Despite decades of work on DVGs and their functions, much remains unknown. As there are different types of DVGs, it is conceivable that immunostimulation, interference and persistence exist as separate functions for at least some. In addition, in light of recent developments, it is important to consider how new models of DVG-standard virus dynamics align with older models of DVG-induced persistence. It is possible that persistently infected cells are not stable but behave dynamically and switch between DVG-high and low states (Figure 3B). This switch would be dependent on the degradation of viral RNAs yet it is unclear how this would occur and whether DVGs are degraded at different rates than standard viral genome. Data for this dynamic intracellular behavior remain limited yet DVG cycling as described in the literature refers to population dynamics as opposed to cellular dynamics. It is thus possible that population cycling is independent of cellular cycling as long as persistently infected cells continue producing viruses. Further work must be done to elucidate cellular dynamics from population dynamics.

Future perspective

Recent data on DVG biology and dynamics during infection raise a number of new questions. Out of particular interest is whether all RNA viruses can persist. SeV is a widely used model virus for the Mononegavirales order of viruses, which includes paramyxoviruses, such as parainfluenza virus, pneumoviruses, such as RSV, filoviruses, such as Ebola and rhabdoviruses, such as VSV. Interfering DVGs have been characterized for all these viruses and many have been observed to persist [7,22,44,45,73,91]. Whether the same mechanism for establishment of persistence applies to similar viruses of this order requires further research and the relevance of this mechanism during natural infections needs to be determined. In addition, many positive sense RNA viruses have been shown to produce DVGs and persist; yet it remains unclear whether they use a similar strategy for persistence. With evidence of DVGs functioning as immunostimulators in insects, it is also important to consider how arboviral DVGs impact infections of mammals versus insects and what is their role during virus spread and transmission between species.

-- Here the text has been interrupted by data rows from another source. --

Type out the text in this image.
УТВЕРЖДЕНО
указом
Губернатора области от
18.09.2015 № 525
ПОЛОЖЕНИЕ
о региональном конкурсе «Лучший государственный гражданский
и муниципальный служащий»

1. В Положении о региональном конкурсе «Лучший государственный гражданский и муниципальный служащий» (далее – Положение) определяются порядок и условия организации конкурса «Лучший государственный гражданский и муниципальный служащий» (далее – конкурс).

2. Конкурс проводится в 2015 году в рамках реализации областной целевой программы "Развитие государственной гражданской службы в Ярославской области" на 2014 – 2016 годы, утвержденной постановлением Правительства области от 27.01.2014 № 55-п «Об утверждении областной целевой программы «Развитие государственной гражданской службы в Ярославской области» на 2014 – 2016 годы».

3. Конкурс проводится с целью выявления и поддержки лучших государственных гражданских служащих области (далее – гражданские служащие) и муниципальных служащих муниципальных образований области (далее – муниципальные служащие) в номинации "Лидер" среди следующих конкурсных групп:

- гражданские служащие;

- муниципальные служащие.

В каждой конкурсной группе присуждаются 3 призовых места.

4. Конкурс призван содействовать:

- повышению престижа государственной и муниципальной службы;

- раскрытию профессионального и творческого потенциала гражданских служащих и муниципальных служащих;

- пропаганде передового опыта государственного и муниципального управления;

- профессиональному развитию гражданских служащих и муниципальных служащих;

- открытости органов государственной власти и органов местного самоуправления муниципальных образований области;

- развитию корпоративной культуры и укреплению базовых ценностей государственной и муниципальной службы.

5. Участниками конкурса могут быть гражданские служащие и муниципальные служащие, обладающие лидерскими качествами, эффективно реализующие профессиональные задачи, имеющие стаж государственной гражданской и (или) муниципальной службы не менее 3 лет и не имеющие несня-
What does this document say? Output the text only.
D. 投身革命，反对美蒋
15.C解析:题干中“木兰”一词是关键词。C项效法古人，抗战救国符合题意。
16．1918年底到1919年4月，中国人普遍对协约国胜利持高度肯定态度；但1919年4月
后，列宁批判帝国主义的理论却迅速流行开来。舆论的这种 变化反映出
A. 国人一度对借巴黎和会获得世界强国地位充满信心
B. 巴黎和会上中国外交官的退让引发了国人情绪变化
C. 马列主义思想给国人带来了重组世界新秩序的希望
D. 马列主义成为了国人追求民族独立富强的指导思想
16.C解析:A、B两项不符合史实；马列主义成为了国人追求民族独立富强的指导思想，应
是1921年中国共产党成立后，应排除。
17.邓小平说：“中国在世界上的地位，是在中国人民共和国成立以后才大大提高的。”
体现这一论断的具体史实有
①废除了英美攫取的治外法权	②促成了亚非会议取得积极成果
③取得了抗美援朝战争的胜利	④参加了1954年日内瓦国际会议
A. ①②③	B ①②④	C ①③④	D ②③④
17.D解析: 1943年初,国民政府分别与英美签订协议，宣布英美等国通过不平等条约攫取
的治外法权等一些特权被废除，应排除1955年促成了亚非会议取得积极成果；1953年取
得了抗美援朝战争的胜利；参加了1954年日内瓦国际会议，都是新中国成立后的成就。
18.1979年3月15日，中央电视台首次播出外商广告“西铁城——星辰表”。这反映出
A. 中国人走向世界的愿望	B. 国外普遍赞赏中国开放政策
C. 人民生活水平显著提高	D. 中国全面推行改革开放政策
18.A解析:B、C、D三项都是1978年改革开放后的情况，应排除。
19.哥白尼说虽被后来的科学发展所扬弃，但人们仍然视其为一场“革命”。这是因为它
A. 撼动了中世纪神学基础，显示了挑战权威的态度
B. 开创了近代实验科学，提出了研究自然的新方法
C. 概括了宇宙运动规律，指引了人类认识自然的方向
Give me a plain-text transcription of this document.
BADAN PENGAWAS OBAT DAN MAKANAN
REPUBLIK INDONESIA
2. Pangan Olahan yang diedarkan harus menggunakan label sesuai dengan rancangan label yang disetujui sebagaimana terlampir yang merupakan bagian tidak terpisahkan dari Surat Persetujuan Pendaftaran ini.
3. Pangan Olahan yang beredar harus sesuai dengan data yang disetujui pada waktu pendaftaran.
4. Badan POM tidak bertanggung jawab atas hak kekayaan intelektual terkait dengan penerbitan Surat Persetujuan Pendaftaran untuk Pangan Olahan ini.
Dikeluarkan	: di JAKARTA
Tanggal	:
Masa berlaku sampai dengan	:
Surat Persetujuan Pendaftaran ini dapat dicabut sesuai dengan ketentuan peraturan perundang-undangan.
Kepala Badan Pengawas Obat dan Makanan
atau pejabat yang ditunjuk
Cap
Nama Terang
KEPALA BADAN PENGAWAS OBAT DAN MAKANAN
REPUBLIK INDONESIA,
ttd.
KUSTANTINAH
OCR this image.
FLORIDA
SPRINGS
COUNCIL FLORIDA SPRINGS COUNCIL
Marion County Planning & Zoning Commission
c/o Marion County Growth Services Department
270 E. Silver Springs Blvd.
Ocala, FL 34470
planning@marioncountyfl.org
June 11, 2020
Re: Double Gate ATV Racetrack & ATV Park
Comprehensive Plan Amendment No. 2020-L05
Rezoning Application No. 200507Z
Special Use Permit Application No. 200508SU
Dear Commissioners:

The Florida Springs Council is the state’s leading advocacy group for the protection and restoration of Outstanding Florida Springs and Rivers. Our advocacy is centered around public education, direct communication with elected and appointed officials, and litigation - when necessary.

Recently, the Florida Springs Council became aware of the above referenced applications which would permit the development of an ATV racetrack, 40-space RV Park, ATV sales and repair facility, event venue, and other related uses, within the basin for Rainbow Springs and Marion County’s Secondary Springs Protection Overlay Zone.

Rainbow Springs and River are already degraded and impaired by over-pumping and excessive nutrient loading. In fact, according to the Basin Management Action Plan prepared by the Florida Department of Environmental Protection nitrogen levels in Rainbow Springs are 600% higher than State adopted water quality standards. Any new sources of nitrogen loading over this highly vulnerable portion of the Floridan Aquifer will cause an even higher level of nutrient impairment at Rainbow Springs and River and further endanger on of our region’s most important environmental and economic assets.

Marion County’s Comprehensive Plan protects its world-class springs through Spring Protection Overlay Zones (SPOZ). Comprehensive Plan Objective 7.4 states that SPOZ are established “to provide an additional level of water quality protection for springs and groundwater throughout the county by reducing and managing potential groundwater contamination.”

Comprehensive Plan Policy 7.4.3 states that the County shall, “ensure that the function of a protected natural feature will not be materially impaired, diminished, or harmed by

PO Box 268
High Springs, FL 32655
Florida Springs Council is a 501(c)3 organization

Many additional questions on the contributions of DVGs to antiviral immunity and persistence remain unanswered: what controls DVG generation? What regulates their heterogeneous distribution in an infected population? Do surviving cells remain DVG-high or is there a mechanism for switching to a virus-producing cell? Do persistent viruses adopt unique localizations in order to escape the cell's antiviral sensors? How does DVG production impact viral protein production and what are the impacts on infection? What are the determinants for DVGs stimulating the TNFR2 prosurvival pathway as opposed to the TNFR1 pathway? Though a clear correlation between DVGs and persistence exists, this remains an understudied field. The ability for RNA viruses to persist raises public health concerns and additional questions about the biology of persistence: how long does a persistently infected individual shed virus? Is the individual constantly shedding virus or do events such as stress and subsequent homologous or heterologous infections lead to reactivation of virus? What are the cellular reservoirs? With renewed interest in the study of DVGs, we hope to see many of these questions answered in the near future. In addition, identifying factors that influence establishment and maintenance of persistence is critical to manage the onset and impact of persistent infections. For example, it is important to know if persistent virus may reactivate during immunosuppression or whether some patients are more susceptible to viral persistence, thus being at a higher risk to develop chronic pathologies. As defective virus detection methods become more sensitive and more persistent RNA viruses are identified, we will be better equipped to understand how DVGs contribute to the persistence of important human pathogens.